Report if the inquiry into charity senior executive pay and guidance for trustees on setting remuneration report

What NCVO’s new report says, and what it doesn’t

By Russell Hargrave 30 April 2014 3 minute read

NCVO’s push for greater transparency among charities is welcome. But there is also a risk that we’ll end up focusing on the wrong bit of the process entirely–the relatively small number of people who run and fund charities, rather than the millions who use and rely on them.

NCVO’s new report into charity senior executive pay, published yesterday, will inevitably raise a few eyebrows. Its headline recommendation that all charities bringing in more than half a million pounds a year should publish ‘the precise remuneration, job titles and the names of their highest-paid people’ somewhere prominent on their websites would represent a serious change to the way charities currently present their work.

Whether or not charities sign-up to what NCVO calls this “two clicks to clarity” arrangement, charities would be daft to imagine that they are immune from the public past-time of gossiping about salaries. They aren’t. As the NCVO report acknowledges, a dizzying array of organisations come under the heading ”charity”—from multi-million pound international aid distributors to village hall groups, with a smattering of private schools and faith groups thrown in for good measure. If we can say anything with confidence, it is that amid such variety some people will be paid too much, and some too little.

The important thing is that trustees should be able to justify their decisions on pay—and here, NCVO’s call to support trustees in doing this is very important.
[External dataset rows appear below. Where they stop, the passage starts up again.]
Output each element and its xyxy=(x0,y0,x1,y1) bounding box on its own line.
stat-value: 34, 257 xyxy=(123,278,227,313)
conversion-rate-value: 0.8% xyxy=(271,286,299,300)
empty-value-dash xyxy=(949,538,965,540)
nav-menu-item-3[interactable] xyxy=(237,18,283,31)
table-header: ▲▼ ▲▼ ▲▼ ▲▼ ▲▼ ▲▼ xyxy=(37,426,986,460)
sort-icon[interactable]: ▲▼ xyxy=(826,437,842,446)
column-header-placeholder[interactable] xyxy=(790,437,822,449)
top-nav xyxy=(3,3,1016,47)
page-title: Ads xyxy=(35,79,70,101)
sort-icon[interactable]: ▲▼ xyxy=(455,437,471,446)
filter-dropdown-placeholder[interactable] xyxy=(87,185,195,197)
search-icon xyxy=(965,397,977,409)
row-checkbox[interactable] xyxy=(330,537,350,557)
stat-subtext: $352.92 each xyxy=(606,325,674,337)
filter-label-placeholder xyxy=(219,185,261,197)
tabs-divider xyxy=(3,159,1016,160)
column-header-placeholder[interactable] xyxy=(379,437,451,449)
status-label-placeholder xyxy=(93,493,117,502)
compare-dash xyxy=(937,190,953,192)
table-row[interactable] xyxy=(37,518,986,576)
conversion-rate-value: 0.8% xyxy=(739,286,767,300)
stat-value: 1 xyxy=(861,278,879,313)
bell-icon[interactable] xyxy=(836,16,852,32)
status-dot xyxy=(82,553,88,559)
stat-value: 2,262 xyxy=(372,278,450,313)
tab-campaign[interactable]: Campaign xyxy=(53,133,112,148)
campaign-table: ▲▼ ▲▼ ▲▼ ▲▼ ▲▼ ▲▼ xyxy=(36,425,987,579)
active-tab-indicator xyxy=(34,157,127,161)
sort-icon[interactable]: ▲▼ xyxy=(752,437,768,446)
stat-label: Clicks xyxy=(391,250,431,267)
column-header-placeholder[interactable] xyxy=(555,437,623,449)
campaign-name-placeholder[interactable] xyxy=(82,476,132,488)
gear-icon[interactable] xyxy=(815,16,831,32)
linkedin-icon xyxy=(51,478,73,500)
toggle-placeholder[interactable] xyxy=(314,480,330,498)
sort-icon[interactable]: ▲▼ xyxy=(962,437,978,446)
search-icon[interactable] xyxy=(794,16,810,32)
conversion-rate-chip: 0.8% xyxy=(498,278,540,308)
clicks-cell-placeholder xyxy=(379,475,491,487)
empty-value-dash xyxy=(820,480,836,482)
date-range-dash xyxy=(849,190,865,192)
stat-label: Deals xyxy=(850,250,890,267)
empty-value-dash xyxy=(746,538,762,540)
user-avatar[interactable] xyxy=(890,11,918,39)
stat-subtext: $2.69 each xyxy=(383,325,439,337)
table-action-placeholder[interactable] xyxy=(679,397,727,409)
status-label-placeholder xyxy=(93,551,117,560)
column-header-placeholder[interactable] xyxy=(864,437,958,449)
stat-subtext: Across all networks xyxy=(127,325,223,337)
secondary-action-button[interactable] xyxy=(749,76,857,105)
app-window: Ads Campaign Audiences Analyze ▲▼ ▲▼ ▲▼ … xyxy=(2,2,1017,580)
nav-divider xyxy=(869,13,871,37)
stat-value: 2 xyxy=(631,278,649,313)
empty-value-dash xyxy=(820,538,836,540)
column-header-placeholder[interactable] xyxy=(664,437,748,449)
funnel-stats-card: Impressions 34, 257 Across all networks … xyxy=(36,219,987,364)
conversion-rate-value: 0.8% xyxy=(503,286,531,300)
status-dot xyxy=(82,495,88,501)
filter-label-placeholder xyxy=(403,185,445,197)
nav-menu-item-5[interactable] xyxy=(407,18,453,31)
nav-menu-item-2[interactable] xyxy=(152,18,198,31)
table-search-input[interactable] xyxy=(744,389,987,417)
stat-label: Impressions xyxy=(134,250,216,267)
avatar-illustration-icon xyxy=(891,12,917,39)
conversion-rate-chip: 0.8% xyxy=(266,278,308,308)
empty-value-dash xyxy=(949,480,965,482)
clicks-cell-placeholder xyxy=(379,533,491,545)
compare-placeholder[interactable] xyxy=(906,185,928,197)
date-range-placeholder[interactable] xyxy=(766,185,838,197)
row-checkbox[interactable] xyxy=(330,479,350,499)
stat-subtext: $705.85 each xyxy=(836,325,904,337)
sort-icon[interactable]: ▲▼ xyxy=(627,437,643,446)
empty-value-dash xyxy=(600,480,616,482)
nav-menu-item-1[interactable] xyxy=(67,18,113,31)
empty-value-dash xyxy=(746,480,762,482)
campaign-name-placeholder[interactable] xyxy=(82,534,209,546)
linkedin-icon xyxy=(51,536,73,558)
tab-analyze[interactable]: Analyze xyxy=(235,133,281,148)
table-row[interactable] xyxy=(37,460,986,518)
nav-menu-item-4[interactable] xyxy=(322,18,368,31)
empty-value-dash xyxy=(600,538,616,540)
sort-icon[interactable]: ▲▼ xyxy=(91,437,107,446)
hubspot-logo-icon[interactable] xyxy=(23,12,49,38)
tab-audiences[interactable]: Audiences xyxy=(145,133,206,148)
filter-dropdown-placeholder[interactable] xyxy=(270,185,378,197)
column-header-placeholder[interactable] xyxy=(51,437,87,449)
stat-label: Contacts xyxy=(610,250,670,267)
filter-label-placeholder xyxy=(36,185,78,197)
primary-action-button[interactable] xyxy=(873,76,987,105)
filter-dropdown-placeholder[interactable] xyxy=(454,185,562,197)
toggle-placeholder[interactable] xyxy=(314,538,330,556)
The broader demand for greater transparency is sensible and right, too. It is plain good practice to make sure that charities, entrusted with so much money, show clearly how they are using their cash. This also answers a demand from the public, whose donations keep so many charities afloat. When NPC polled public opinion on charities back in February, as part of our Mind the gap report, more than a third were concerned about transparency. Public trust in charities remains high, but this trust is largely contingent on charities being open about how they operate.

But it is worth pausing over the audience for whom the report is written. NCVO explains that it follows a “twin track”: firstly to guide trustees on making the best decisions on pay, and secondly to encourage transparency ‘to easily and speedily inform those existing and would-be donors’.

We have an idea what the general public thinks about charities. And here we have a detailed focus on those who govern, fund and work for them. So what about the beneficiaries of charity work?

Beneficiaries are barely mentioned in the report, but where they are we get a very different perspective on how much executive pay matters. The report, NCVO explains, ‘has not found any evidence to show that beneficiaries have a particular view on pay. Instead, the quality of service appears to be the crucial factor when beneficiaries decide whether or not their needs have been met’. To put this another way: the people who need charities care about its impact on the ground to the exclusion of nearly everything else. Remuneration doesn’t matter. Low pay won’t excuse poor service any more than great pay detracts from its importance to the user.

And this is where charities would do well to focus. NPC has written before about the risk of an “anti-social sector” emerging, where a charity operates not for those it’s supposed to help, but in fact for those who work in it, volunteer in it, and give money to it’. A debate about executive pay ought to be linked to finding and recruiting the sorts of leaders who can guarantee a positive impact on the lives of the people who turn to the charity. Anything else risks being noise and not much else.